Ron Paul added to Louisiana presidential ballot

When Louisiana voters go to the polls to chose a president on Nov. 4, they will find a name on the ballot many might not expect – Ron Paul.

Louisiana will be only one of two states where voters will have the opportunity to pull the lever for Paul, a congressman from Texas who ran unsuccessfully for the Republican presidential nomination. Paul built a wide coalition of grass roots support that helped him raise tens of millions of dollars for his campaign.

Paul has been added to the Louisiana ballot on the top of the Louisiana Taxpayers Party ticket with Barry Goldwater, Jr., a former Republican congressman from California and the son of the late Barry Goldwater, the Republican presidential nominee in 1964.

Paul and Goldwater are on the ballot due partly to the efforts of an Alexandria man, Brent Sanders.

Sanders, a Republican who ran unsuccessfully in the past as a Libertarian for both the U.S. House of Representatives and the Louisiana House of Representatives, helped create the Louisiana Taxpayers Party to place Paul on the ballot.

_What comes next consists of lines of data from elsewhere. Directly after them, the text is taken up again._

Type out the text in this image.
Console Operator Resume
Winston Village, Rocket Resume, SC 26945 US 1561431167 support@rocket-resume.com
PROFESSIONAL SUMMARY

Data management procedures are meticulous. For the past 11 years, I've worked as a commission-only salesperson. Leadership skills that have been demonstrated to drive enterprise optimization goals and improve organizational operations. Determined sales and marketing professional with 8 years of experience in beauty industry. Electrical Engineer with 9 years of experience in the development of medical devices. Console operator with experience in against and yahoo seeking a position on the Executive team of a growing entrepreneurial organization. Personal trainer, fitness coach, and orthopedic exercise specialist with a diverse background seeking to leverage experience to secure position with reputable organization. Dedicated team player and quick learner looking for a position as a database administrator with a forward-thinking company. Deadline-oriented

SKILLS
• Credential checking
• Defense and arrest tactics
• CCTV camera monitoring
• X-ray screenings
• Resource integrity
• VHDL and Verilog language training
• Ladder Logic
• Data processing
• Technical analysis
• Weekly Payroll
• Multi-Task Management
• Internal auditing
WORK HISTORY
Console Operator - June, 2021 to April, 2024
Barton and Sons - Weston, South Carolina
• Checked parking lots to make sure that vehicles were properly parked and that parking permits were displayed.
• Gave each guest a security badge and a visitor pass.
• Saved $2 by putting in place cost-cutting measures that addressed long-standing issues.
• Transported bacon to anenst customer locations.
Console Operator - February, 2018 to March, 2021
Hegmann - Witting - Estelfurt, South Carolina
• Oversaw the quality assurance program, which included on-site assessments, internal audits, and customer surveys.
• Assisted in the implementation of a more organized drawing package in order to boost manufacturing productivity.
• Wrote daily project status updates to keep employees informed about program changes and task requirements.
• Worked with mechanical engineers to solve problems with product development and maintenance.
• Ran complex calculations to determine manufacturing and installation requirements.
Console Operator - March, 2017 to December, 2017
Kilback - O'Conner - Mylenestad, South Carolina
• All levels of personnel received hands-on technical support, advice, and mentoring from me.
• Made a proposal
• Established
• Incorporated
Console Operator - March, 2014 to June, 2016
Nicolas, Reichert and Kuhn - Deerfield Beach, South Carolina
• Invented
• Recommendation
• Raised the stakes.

“There was a whole group of people who worked on it, not just me,” Sanders said. “I’m just located in the center of the state, so all the assets are sent to me and I distribute them.”

Those assets include Paul yard signs, bumper stickers and other paraphernalia, he said.

Louisiana is one of few states where no signatures are required to access the ballot.

All that is required for a candidate to appear on the ballot is nine notarized elector forms — one from each Congressional District and two at-large — and a $500 filing fee.

Montana, where the Constitution Party broke with the national party’s nomination of Chuck Baldwin and placed Paul on the ballot, is the only other state where voters will be able to choose Paul for president.

Sanders doesn’t believe either Republican John McCain or Democrat Barack Obama will move the country in the right direction.

Even if Paul can’t win, the creation of the Louisiana Taxpayers Party will be a force to help shape future elections, he said.

“Right now it happens to be Ron Paul, but in the future it might be another candidate and we will have a structure in place,” Sanders said. “This is not about party. This is about supporting the (U.S.) Constitution and the republic — it’s leave your party at the door.”

Trent Hill, a Paul supporter who lives in Baton Rouge, who was also involved in the effort to get him on the Louisiana ballot, hopes Paul will make a strong enough showing in Louisiana to command attention.

“If he scores a couple of percentage points, it will show that we want more choices that are more conducive for liberty,” he said.